The IPO isn’t coming this year. That’s the signal from reporting by the New York Times, which cited three people involved in OpenAI’s deliberations in describing a choice the company’s advisers have laid out: wait until 2027, target a $1 trillion valuation, or go public sooner at a lower number. OpenAI has not issued a public statement confirming either path.
The $1 trillion figure matters because of what it represents, not just its size. According to the Times, advisers framed $1 trillion as a threshold worth waiting for, which means the current market isn’t being read as supportive of that number today. The alternative, a quicker public debut at a lower valuation, was presented as the other option. OpenAI’s reported lean toward patience tells you which way the internal conversation is moving, even if nothing is final.
Markets noticed. SoftBank Group’s stock fell sharply on the news, shedding roughly $38 billion in market value. That reaction isn’t incidental. SoftBank has significant exposure to OpenAI, and a delay to 2027 pushes the timeline for any liquidity event tied to that position. When a publicly traded holding company drops on a portfolio company’s IPO delay, investors are saying something specific: the IPO timeline was already priced in.
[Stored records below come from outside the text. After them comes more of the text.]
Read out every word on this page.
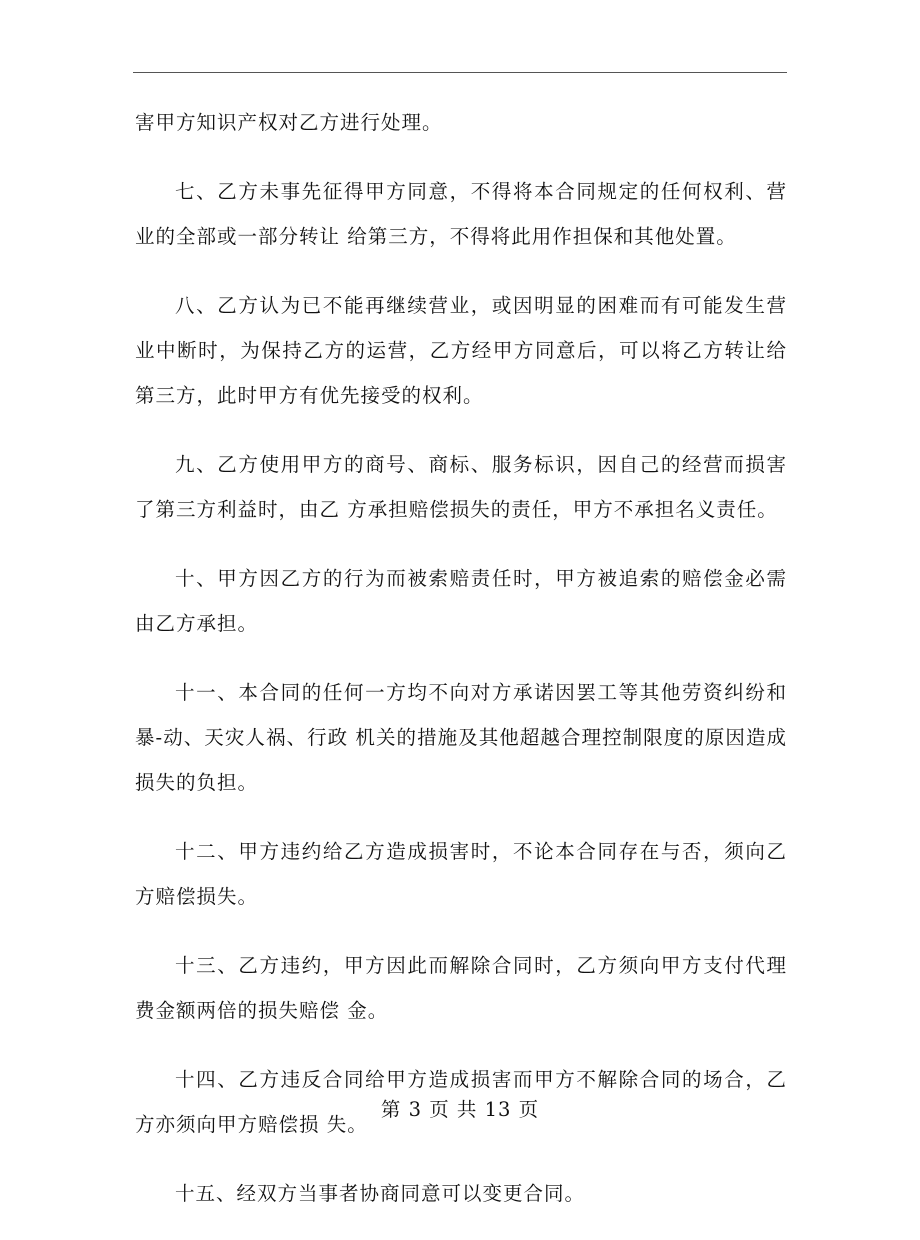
害甲方知识产权对乙方进行处理。

七、乙方未事先征得甲方同意，不得将本合同规定的任何权利、营业的全部或一部分转让 给第三方，不得将此用作担保和其他处置。

八、乙方认为已不能再继续营业，或因明显的困难而有可能发生营业中断时，为保持乙方的运营，乙方经甲方同意后，可以将乙方转让给第三方，此时甲方有优先接受的权利。

九、乙方使用甲方的商号、商标、服务标识，因自己的经营而损害了第三方利益时，由乙 方承担赔偿损失的责任，甲方不承担名义责任。

十、甲方因乙方的行为而被索赔责任时，甲方被追索的赔偿金必需由乙方承担。

十一、本合同的任何一方均不向对方承诺因罢工等其他劳资纠纷和暴-动、天灾人祸、行政 机关的措施及其他超越合理控制限度的原因造成损失的负担。

十二、甲方违约给乙方造成损害时，不论本合同存在与否，须向乙方赔偿损失。

十三、乙方违约，甲方因此而解除合同时，乙方须向甲方支付代理费金额两倍的损失赔偿 金。

十四、乙方违反合同给甲方造成损害而甲方不解除合同的场合，乙方亦须向甲方赔偿损 失。

十五、经双方当事者协商同意可以变更合同。

第 3 页 共 13 页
This story doesn’t exist in isolation. OpenAI’s S-1 was reported filed confidentially in early June. The progression from “S-1 filed” to “leaning toward 2027” in under a month isn’t a reversal, it’s a negotiation playing out in public, with advisers, executives, and potential investors each sending signals through the press. xAI, Anthropic, and OpenAI have all been described as heading toward public markets. OpenAI pushing to 2027 changes the sequencing question for the whole cohort.
The SoftBank data point is worth holding onto. It’s the third major AI IPO-adjacent market signal, following Anthropic’s reported confidential filing and xAI’s investor roadshow activity. Each development is being priced in real time by investors who’ve built positions in the AI IPO pipeline. A delay at OpenAI doesn’t just affect OpenAI shareholders, it resets expectations for how long the private-to-public transition takes for frontier AI companies generally.
What to watch
OpenAI’s next formal communication to investors or employees on IPO timeline. Any change in SoftBank’s stated OpenAI position. Whether Anthropic’s filing accelerates in response to OpenAI’s reported delay, the sequencing race is real, and second-mover disadvantage in a hot IPO window is a genuine consideration for every lab watching this play out.
What to Watch
The real story here isn’t the delay. It’s the valuation math. Advisers aren’t telling OpenAI to wait because the company isn’t ready, they’re telling it to wait because the market isn’t yet pricing the company at the number that makes going public worth it. That’s a meaningful signal about where institutional appetite for frontier AI equity actually sits right now, regardless of the headline valuations attached to private rounds. Watch Anthropic’s next move. That’s where the sequencing decision gets made.